A single blood test at age 60 accurately predicts the risk of a man dying from prostate cancer in the next 25 years, a new study suggests.

The blood test, already widely used for prostate cancer screening, detects levels of a protein called prostate-specific antigen, or PSA.

Some health-care providers say routine screening using PSA tests could lead to overtreatment and overdiagnosis of slow-growing prostate cancers that may never affect a person during his lifetime.

A single PSA test done at age 60 has an advantage over regular screenings because the potential for overdiagnosis is lower. The age-60 test could predict who would need to come back for routine screening and who wouldn't, the researchers said.

"What we found ... was a new way of using an old test," study researchers Andrew Vickers and Dr. Hans Lilja, of Memorial Sloan-Kettering Cancer Center in New York, said in a statement.

In the study, blood samples taken at age 60 from 1,167 men in Sweden were analyzed, and the men were tracked until they reached age 85 or died.

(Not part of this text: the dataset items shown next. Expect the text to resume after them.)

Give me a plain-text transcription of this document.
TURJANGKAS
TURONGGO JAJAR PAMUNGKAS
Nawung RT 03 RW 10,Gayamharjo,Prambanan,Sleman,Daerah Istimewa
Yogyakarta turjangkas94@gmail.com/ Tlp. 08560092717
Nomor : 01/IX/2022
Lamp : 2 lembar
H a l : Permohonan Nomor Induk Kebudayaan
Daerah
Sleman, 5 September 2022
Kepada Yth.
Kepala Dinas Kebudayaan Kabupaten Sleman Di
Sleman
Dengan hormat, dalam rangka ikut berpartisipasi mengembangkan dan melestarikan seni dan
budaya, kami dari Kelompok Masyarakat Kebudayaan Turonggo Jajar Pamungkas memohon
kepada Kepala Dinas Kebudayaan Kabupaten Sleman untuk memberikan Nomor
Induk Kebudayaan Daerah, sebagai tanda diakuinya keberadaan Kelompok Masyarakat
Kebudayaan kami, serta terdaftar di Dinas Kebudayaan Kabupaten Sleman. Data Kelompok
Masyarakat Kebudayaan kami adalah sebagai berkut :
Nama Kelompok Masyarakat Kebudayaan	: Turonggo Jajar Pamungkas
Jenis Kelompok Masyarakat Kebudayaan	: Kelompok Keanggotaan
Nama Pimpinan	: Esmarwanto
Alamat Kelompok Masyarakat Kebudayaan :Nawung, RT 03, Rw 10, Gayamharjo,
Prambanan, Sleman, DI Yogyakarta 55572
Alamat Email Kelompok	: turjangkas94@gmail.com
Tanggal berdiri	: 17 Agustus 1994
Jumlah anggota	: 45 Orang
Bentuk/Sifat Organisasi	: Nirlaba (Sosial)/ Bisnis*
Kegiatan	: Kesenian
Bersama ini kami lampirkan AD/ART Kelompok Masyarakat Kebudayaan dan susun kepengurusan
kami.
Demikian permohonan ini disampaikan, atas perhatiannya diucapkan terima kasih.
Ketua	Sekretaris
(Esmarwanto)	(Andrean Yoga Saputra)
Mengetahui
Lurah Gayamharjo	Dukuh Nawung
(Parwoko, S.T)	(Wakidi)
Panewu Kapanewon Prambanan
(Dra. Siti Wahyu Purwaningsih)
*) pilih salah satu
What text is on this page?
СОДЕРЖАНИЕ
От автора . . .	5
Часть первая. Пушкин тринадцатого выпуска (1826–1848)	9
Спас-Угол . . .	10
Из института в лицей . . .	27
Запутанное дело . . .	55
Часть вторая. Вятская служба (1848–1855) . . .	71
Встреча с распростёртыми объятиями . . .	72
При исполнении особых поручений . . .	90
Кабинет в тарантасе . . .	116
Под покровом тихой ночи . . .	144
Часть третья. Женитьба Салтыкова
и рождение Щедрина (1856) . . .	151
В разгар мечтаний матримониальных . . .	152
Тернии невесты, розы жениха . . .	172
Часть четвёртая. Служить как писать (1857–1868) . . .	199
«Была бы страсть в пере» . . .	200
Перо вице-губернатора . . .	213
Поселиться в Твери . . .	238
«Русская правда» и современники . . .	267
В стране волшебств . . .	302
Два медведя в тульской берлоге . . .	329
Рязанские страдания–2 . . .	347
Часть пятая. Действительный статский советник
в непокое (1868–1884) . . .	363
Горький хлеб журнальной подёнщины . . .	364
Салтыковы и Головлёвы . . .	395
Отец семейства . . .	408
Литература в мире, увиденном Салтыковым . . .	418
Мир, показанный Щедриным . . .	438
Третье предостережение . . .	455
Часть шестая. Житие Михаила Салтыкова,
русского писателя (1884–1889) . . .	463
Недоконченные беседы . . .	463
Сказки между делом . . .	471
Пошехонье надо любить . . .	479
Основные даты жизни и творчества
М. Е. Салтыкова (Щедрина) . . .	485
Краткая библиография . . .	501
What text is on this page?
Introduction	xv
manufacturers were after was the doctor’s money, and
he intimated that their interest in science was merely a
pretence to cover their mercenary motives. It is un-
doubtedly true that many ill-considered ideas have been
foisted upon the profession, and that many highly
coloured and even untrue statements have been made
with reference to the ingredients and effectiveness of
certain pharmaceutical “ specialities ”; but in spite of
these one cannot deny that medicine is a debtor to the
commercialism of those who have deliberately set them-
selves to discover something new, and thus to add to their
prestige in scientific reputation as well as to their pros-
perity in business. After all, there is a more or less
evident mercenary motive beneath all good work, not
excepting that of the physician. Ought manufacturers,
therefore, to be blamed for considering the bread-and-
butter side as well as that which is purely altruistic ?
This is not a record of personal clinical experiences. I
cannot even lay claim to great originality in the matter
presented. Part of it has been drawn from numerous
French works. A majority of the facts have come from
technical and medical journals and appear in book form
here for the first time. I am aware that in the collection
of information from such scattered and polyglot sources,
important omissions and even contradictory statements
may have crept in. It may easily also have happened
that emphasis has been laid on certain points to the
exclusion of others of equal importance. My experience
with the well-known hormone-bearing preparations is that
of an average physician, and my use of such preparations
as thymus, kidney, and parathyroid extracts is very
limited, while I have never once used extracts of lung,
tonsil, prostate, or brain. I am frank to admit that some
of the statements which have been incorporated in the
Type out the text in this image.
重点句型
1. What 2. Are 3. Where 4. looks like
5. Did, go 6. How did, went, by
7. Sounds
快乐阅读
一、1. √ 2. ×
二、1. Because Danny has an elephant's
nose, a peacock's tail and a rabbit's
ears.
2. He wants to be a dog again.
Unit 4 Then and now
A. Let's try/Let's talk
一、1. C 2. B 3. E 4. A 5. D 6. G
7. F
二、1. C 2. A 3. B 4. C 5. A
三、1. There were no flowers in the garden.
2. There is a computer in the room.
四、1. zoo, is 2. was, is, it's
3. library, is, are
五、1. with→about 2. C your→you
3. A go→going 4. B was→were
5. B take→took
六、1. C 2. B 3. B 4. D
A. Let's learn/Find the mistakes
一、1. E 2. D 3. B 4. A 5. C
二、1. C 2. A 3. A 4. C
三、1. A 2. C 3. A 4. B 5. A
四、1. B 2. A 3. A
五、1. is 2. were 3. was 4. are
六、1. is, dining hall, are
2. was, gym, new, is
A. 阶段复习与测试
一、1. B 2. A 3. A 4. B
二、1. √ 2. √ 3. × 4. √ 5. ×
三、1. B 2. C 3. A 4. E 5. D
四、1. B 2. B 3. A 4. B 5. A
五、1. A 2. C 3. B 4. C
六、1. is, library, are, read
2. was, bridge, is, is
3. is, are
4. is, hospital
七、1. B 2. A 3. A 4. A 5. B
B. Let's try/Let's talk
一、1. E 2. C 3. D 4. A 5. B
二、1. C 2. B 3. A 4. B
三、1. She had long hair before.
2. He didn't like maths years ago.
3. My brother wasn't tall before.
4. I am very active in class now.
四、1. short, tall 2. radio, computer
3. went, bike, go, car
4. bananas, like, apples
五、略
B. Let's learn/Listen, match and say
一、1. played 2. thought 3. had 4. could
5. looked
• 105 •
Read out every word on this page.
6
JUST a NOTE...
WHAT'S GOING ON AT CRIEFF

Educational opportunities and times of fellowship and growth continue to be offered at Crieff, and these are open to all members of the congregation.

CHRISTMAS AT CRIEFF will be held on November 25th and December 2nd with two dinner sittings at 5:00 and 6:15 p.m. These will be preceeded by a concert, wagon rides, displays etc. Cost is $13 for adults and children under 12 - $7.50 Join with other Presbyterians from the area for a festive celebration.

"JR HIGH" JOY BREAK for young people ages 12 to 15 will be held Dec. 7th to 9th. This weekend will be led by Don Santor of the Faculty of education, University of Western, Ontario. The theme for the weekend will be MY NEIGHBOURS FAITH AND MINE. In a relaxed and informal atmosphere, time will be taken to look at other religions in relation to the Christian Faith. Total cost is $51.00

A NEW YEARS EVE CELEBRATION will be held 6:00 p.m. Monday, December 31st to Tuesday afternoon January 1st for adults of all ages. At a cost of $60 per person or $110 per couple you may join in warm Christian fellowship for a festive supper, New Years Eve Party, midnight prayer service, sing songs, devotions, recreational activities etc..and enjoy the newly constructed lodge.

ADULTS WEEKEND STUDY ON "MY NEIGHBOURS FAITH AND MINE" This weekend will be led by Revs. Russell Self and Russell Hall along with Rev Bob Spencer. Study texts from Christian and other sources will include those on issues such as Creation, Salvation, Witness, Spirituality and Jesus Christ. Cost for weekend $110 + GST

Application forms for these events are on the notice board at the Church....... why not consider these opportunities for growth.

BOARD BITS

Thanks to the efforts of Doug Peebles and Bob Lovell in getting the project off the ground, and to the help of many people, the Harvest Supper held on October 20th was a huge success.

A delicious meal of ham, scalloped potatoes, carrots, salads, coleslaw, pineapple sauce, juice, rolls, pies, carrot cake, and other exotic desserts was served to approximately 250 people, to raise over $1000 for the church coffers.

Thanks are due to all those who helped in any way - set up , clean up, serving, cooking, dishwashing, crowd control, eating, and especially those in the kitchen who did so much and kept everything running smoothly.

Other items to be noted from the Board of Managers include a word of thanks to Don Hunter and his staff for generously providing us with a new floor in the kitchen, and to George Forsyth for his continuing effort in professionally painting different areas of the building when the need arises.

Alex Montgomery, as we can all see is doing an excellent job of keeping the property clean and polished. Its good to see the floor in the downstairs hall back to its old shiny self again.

By the end of the analysis, 126 men had been diagnosed with prostate cancer, and 90 percent of those who had died from it had higher blood PSA levels than other men at age 60.

In general, doctors consider men who have a PSA level more than 4 nanograms per milliliter of blood to be at higher risk of developing prostate cancer. But some men with lower levels may still have cancer, according to the National Cancer Institute.

The men in the study who were diagnosed with prostate cancer had levels of 2 nanograms of PSA or higher per milliliter of blood when they were 60. Researchers concluded, then, that men of that age with similar PSA levels should undergo routine PSA tests from then on.

Men who had a PSA level of 1 nanogram of PSA or lower per milliliter of blood were considered at low risk of prostate cancer and had 0.2 percent chance of dying from prostate cancer and probably did not need regular screening, the researchers said. It's also possible that some of the men with low PSA levels did have prostate cancer, but the cancer did not shorten their lifespans, the study said.

However, PSA is not always a precise marker of prostate cancer. Non-dangerous conditions like prostate enlargement, inflammation and infection can also spike PSA levels. Unchangeable factors like age and race could also play a part, according to the National Cancer Institute.

Some doctors worry that overdiagnosis and overtreatment of prostate cancer does more harm than good.

In fact, a new study by University of Florida researchers also published yesterday (Sept. 14) said that there is no evidence to support routine population screening for the cancer.

Treatment for a cancer that is likely to not even produce any symptoms or life-shortening effects could unnecessarily harm the patient, according to a 2007 article in the World Journal of Urology.

Evidence from patient trials does not support routine screening for prostate cancer for men with low PSA levels at age 60, according to the Florida researchers.

Their analysis was based on six previous trials, with 387,286 participants in total. They determined that while routine population screening increased the odds of early detection, it did not have a big enough effect on mortality among those men.

Scientists do not recommend doctors actively invite men for routine prostate cancer screenings, and said men should be informed of the risks for overdiagnosis involved with the screenings, the study said.

Both studies were published online in the British Medical Journal.